The way I plotted this understates the number of Nobels that have come from a couple of major cities: particularly New York City, which is the birthplace of a huge number of laureates. NYC-proper is the birthplace of 13 Physics, 11 Medicine, 7 Economics, 5 Chemistry, and 2 Literature laureates; and 8 Turing Award winners, and 1 Fields Medallist. There are quite a few more who were born in what I assume is the NYC metro area. It would've made sense to make the marker area bigger rather than use opacity stacking, but I hope this warning still gets the picture across.

My code is below:

import pandas as pd
import numpy as np
import plotly.graph_objects as go
from collections import namedtuple

# I define some NamedTuples in a list called prizes here
# omitted for brevity.

for prize in prizes:
    filename = f"{prize.name}.csv"
    df = pd.read_csv(filename)
    data=go.Scattergeo(
        name=prize.graph_title,
        visible=True if prize.name == "physics" else "legendonly",
        lon=df["lon"] + 0.05*np.random.randn(len(df["lon"])),
        lat=df["lat"] + 0.05*np.random.randn(len(df["lat"])),
        hovertext=df["itemLabel"],
        mode="markers",
        marker=dict(
            symbol='circle',
            color=prize.color,
            size=7,
            opacity=0.3,
            )
        )
    all_data.append(data)

layout = dict(
    title="Nobel Laureate Birthplaces",
    geo=dict(
        scope="world",
        projection_type="robinson",
        showland=True,
        landcolor="#e6e6e6"
        ),
    margin=dict(b=20, l=20, r=20, t=40)
    )

fig = go.Figure(
        data=all_data,
        layout=layout
    )
fig.write_html("nobel_birthplace_map.html", auto_open=True)

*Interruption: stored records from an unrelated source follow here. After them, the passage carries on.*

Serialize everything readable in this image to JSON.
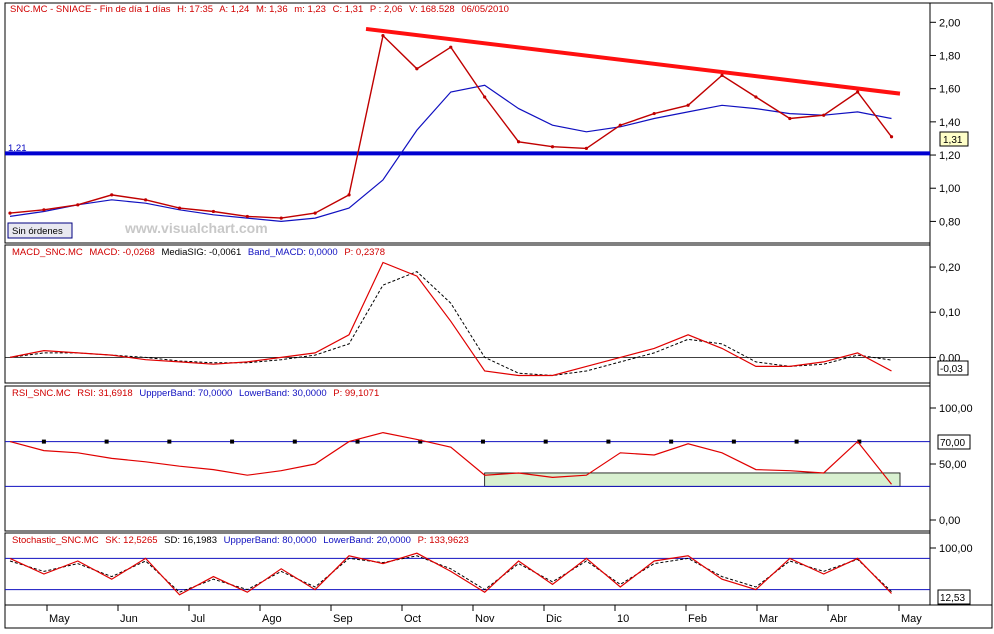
{
  "colors": {
    "price": "#c00000",
    "ma": "#1010c0",
    "resistance": "#ff1010",
    "support": "#0000d0",
    "macd": "#e00000",
    "signal": "#000000",
    "band": "#1010c0",
    "rsi_fill": "#d8f0d0",
    "header_text": "#d00000",
    "param_text": "#1010c0"
  },
  "x_axis": {
    "labels": [
      "May",
      "Jun",
      "Jul",
      "Ago",
      "Sep",
      "Oct",
      "Nov",
      "Dic",
      "10",
      "Feb",
      "Mar",
      "Abr",
      "May"
    ]
  },
  "price_panel": {
    "header": {
      "title": "SNC.MC - SNIACE - Fin de día 1 días",
      "fields": [
        "H: 17:35",
        "A: 1,24",
        "M: 1,36",
        "m: 1,23",
        "C: 1,31",
        "P : 2,06",
        "V: 168.528",
        "06/05/2010"
      ]
    },
    "watermark": "www.visualchart.com",
    "badge": "Sin órdenes",
    "support_label": "1.21",
    "last_label": "1,31",
    "ticks": [
      "2,00",
      "1,80",
      "1,60",
      "1,40",
      "1,20",
      "1,00",
      "0,80"
    ]
  },
  "macd_panel": {
    "header": {
      "title": "MACD_SNC.MC",
      "fields": [
        "MACD: -0,0268",
        "MediaSIG: -0,0061",
        "Band_MACD: 0,0000",
        "P: 0,2378"
      ]
    },
    "ticks": [
      "0,20",
      "0,10",
      "0,00"
    ],
    "last_label": "-0,03"
  },
  "rsi_panel": {
    "header": {
      "title": "RSI_SNC.MC",
      "fields": [
        "RSI: 31,6918",
        "UppperBand: 70,0000",
        "LowerBand: 30,0000",
        "P: 99,1071"
      ]
    },
    "ticks": [
      "100,00",
      "50,00",
      "0,00"
    ],
    "band_label": "70,00"
  },
  "stoch_panel": {
    "header": {
      "title": "Stochastic_SNC.MC",
      "fields": [
        "SK: 12,5265",
        "SD: 16,1983",
        "UppperBand: 80,0000",
        "LowerBand: 20,0000",
        "P: 133,9623"
      ]
    },
    "ticks": [
      "100,00"
    ],
    "last_label": "12,53"
  },
  "chart_data": [
    {
      "type": "line",
      "panel": "price",
      "ylim": [
        0.7,
        2.05
      ],
      "x": [
        0,
        2,
        4,
        6,
        8,
        10,
        12,
        14,
        16,
        18,
        20,
        22,
        24,
        26,
        28,
        30,
        32,
        34,
        36,
        38,
        40,
        42,
        44,
        46,
        48,
        50,
        52
      ],
      "series": [
        {
          "values": [
            0.85,
            0.87,
            0.9,
            0.96,
            0.93,
            0.88,
            0.86,
            0.83,
            0.82,
            0.85,
            0.96,
            1.92,
            1.72,
            1.85,
            1.55,
            1.28,
            1.25,
            1.24,
            1.38,
            1.45,
            1.5,
            1.68,
            1.55,
            1.42,
            1.44,
            1.58,
            1.31
          ]
        },
        {
          "values": [
            0.83,
            0.86,
            0.9,
            0.93,
            0.91,
            0.87,
            0.84,
            0.82,
            0.8,
            0.82,
            0.88,
            1.05,
            1.35,
            1.58,
            1.62,
            1.48,
            1.38,
            1.34,
            1.37,
            1.42,
            1.46,
            1.5,
            1.48,
            1.45,
            1.44,
            1.46,
            1.42
          ]
        }
      ],
      "support": 1.21,
      "trendline": {
        "x": [
          21,
          52.5
        ],
        "y": [
          1.96,
          1.57
        ]
      }
    },
    {
      "type": "line",
      "panel": "macd",
      "ylim": [
        -0.05,
        0.22
      ],
      "x": [
        0,
        2,
        4,
        6,
        8,
        10,
        12,
        14,
        16,
        18,
        20,
        22,
        24,
        26,
        28,
        30,
        32,
        34,
        36,
        38,
        40,
        42,
        44,
        46,
        48,
        50,
        52
      ],
      "series": [
        {
          "values": [
            0.0,
            0.015,
            0.01,
            0.005,
            -0.005,
            -0.01,
            -0.015,
            -0.01,
            0.0,
            0.01,
            0.05,
            0.21,
            0.18,
            0.08,
            -0.03,
            -0.04,
            -0.04,
            -0.02,
            0.0,
            0.02,
            0.05,
            0.02,
            -0.02,
            -0.02,
            -0.01,
            0.01,
            -0.03
          ]
        },
        {
          "values": [
            0.0,
            0.01,
            0.01,
            0.005,
            0.0,
            -0.008,
            -0.012,
            -0.012,
            -0.005,
            0.005,
            0.03,
            0.16,
            0.19,
            0.12,
            0.0,
            -0.035,
            -0.04,
            -0.03,
            -0.01,
            0.01,
            0.04,
            0.03,
            -0.01,
            -0.02,
            -0.015,
            0.005,
            -0.006
          ]
        }
      ]
    },
    {
      "type": "line",
      "panel": "rsi",
      "ylim": [
        0,
        100
      ],
      "x": [
        0,
        2,
        4,
        6,
        8,
        10,
        12,
        14,
        16,
        18,
        20,
        22,
        24,
        26,
        28,
        30,
        32,
        34,
        36,
        38,
        40,
        42,
        44,
        46,
        48,
        50,
        52
      ],
      "series": [
        {
          "values": [
            70,
            62,
            60,
            55,
            52,
            48,
            45,
            40,
            44,
            50,
            70,
            78,
            72,
            65,
            40,
            42,
            38,
            40,
            60,
            58,
            68,
            60,
            45,
            44,
            42,
            70,
            32
          ]
        }
      ],
      "bands": [
        30,
        70
      ]
    },
    {
      "type": "line",
      "panel": "stochastic",
      "ylim": [
        0,
        100
      ],
      "x": [
        0,
        2,
        4,
        6,
        8,
        10,
        12,
        14,
        16,
        18,
        20,
        22,
        24,
        26,
        28,
        30,
        32,
        34,
        36,
        38,
        40,
        42,
        44,
        46,
        48,
        50,
        52
      ],
      "series": [
        {
          "values": [
            80,
            50,
            75,
            40,
            80,
            10,
            45,
            15,
            60,
            20,
            85,
            70,
            90,
            55,
            15,
            75,
            30,
            80,
            25,
            75,
            85,
            40,
            20,
            80,
            50,
            80,
            12.5
          ]
        },
        {
          "values": [
            75,
            55,
            70,
            45,
            75,
            15,
            40,
            20,
            55,
            25,
            80,
            72,
            85,
            60,
            20,
            70,
            35,
            75,
            30,
            70,
            80,
            45,
            25,
            75,
            55,
            78,
            16.2
          ]
        }
      ],
      "bands": [
        20,
        80
      ]
    }
  ]
}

  1. Mostly based on who they've given the award to. I'm only half-joking when I say I consider the Peace Prize on par with the Eurovision. That said, I don't want to diminish the work of the majority of the Peace laureates, who have done extremely worthwhile things. Similarly, my respect for the Literature Prize was dented with the award given to Bob Dylan, who is probably the most overrated songwriters/musicians of all time.